The idea of perfectionism is fairly easy to understand; striving to do everything in a way which is perfect, flawless, without error. And I’m sure we all know people who are perfectionists, for whom second-best simply will not do. Our pursuit of perfectionism seems harmless enough and, is there anything wrong with wanting everything to be just right?
Thomas Curren and Andrew P. Hill published in 2017, “Perfectionism Is Increasing Over Time: A Meta-Analysis of Birth Cohort Differences From 1989 to 2016”. Their research showed that from 1989 to 2016 there was a significant increase in self-orientated, socially prescribed and other-orientated perfectionism. In other words, we are demanding more of ourselves, peer pressure demands more of us, and factors external to us are also expecting more. Again, is there anything wrong with wanting ever better?
The answer, it would seem, is that there is a lot wrong with this perpetually increasing push for perfection. There is a year-on-year increase in the number of people experiencing and reporting negative mental health issues, which appears to be disproportionately affecting young people. However, the rest of us are far from immune. Advertising, the media, social media; all seem to be promoting an increasingly glossy view of the world to which many of use simply cannot aspire. This surely has to take its toll, which the work of Curren and Hill confirms.
This week is #MentalHealthAwarenessWeek and the theme this year is #anxiety. Anxiety does, of course, have many causes, and its effects can be from the mild to the completely and devastatingly overwhelming. It affects adults and children alike. Indeed, figures from multiple sources suggest that around 10% of children and anything from 20% to 50% of adults experience some level of anxiety at any one time. While anxiety may be manageable by some, the numbers indicate a significant group of people, children and adults, whose life choices are limited and affected by anxiety.

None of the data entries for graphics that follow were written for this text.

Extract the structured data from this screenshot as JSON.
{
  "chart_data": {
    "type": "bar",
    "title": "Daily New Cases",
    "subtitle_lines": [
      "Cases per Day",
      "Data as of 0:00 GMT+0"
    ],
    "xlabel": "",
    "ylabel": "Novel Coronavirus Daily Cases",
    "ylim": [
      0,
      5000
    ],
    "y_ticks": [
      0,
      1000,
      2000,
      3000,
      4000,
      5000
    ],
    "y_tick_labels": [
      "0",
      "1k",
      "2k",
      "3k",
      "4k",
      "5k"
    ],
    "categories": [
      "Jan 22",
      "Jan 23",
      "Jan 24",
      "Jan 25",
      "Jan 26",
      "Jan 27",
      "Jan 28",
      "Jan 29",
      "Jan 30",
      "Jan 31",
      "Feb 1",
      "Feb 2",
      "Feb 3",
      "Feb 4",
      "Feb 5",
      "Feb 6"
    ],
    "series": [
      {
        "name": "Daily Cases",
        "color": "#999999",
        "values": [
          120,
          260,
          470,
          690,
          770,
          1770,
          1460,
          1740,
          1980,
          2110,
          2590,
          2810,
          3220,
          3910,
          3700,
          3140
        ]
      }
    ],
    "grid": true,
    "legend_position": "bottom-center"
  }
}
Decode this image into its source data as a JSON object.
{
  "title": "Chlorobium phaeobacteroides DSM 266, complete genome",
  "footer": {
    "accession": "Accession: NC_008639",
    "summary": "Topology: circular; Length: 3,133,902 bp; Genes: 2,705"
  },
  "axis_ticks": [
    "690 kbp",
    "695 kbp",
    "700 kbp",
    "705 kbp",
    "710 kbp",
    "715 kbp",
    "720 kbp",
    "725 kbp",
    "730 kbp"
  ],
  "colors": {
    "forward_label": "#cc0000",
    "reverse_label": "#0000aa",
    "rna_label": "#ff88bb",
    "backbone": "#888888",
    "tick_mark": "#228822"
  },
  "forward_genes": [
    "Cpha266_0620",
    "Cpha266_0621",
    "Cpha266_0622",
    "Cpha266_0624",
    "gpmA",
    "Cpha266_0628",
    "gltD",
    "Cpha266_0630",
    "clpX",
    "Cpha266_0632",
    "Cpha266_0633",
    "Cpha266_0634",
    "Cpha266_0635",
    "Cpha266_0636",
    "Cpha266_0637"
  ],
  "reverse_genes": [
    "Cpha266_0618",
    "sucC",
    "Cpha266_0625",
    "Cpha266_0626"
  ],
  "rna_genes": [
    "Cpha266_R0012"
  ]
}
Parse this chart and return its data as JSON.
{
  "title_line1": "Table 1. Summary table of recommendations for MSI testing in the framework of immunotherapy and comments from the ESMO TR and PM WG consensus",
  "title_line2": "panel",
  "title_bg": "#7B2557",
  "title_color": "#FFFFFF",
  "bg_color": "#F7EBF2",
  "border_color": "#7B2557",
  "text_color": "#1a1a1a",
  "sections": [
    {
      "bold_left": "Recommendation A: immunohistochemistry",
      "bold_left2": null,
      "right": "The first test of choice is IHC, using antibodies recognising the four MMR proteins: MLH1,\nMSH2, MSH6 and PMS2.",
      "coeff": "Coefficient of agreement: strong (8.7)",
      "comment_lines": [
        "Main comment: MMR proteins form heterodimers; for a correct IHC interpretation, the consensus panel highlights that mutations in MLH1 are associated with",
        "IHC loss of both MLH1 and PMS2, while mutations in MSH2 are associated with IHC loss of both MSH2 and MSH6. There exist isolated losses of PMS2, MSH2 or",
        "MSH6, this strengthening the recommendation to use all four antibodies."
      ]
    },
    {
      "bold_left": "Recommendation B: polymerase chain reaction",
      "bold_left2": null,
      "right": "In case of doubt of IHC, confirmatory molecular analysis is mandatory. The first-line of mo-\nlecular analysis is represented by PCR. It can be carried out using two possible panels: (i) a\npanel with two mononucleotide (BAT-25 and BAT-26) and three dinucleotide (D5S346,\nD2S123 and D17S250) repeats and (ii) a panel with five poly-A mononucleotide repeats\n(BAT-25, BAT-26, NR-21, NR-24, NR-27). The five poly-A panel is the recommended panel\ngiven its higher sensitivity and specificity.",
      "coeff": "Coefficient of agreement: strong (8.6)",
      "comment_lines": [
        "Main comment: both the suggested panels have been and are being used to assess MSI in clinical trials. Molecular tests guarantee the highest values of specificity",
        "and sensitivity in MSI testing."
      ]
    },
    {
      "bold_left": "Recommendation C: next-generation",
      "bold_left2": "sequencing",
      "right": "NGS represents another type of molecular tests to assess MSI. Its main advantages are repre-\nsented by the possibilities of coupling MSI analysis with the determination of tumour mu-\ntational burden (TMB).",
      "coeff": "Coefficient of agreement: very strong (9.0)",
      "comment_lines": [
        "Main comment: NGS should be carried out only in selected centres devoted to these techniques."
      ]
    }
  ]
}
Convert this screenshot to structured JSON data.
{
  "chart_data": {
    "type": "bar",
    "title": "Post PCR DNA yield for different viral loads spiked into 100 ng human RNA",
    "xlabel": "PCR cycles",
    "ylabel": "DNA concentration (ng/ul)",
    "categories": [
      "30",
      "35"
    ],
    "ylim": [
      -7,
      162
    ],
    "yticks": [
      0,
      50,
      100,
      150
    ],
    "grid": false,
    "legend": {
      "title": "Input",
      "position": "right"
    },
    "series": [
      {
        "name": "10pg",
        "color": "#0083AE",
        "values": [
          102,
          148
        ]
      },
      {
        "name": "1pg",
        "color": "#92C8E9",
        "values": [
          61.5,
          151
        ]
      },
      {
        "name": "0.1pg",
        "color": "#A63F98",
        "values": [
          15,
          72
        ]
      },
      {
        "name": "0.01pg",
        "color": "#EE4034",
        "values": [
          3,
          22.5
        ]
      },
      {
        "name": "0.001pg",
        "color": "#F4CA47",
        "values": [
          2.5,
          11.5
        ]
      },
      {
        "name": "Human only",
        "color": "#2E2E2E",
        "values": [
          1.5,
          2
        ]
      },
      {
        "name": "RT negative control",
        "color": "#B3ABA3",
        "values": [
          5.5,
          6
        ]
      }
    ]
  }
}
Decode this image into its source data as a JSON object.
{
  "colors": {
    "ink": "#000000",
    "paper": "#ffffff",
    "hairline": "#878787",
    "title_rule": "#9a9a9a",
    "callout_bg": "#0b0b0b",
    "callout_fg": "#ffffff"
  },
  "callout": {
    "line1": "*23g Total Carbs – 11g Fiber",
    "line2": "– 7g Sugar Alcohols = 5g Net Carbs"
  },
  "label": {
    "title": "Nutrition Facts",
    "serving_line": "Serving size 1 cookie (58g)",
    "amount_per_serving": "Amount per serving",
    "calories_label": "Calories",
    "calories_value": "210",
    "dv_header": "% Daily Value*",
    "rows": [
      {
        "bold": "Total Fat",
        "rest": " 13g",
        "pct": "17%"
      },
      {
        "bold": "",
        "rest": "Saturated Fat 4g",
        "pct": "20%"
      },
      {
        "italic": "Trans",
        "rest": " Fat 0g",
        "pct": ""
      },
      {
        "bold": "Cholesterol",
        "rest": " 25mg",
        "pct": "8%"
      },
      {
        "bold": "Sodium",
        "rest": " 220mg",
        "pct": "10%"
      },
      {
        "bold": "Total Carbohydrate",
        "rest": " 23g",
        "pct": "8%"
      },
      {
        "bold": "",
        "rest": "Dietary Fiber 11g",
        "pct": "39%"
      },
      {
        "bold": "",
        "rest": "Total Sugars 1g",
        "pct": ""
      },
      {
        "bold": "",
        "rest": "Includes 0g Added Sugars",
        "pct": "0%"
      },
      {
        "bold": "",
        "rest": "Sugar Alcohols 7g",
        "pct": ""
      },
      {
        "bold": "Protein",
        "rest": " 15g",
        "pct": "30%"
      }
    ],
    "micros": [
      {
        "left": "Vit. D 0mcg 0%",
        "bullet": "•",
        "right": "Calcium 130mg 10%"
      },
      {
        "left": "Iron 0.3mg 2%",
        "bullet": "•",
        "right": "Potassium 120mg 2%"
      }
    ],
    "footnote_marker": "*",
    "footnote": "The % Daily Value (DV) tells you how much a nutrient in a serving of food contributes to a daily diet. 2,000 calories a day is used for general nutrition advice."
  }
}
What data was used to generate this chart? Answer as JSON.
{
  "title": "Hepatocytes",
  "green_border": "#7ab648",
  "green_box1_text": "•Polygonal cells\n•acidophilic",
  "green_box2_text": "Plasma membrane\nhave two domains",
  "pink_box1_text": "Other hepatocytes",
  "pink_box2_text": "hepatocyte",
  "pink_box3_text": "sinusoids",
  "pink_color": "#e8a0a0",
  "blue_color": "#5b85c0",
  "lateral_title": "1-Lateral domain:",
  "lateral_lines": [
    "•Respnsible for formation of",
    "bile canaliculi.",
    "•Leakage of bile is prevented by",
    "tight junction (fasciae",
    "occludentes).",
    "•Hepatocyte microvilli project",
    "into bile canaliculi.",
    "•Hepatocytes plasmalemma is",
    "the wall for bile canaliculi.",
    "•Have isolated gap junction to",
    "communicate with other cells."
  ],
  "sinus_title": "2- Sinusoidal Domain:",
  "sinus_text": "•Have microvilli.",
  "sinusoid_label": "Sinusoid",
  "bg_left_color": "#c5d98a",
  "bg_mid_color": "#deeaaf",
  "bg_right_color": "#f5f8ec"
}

Anxiety has been a recurring theme for many of the people I have met during my working life. I have witnessed the effects of anxiety and I consider myself fortunate to be able to generally manage the anxiety that I from time-to-time experience. As a coach and trainer, I have created coaching packages and sessions for adults and children who are experiencing generalised anxiety, anxiety linked to specific situations and events, and phobias. And if you want to find out more about what I offer in this area, click here.
The good news is that there are several steps that we can all take to improve our mental wellbeing, irrespective of the causes. They all take practice, and they all take time to have an effect. It’s about perseverance and playing the long game. And, most importantly, it’s about taking each step and doing it to the best of your ability. Forget perfection. Do your best. Do your best with what you’ve got.
Over the next seven days I’ll be posting a range of suggestions, all backed by research, on what can improve our sense of mental wellbeing. Do what you can. Practise. Do them every day if you can.
It is, therefore, time to stop. Time to reflect. Time to work out who we really want to be. And all we really need to ask, no, demand, is for each of us to be the very best version of ourselves. Nothing more and nothing less. I know I can do that. And you know that you can too, don’t you?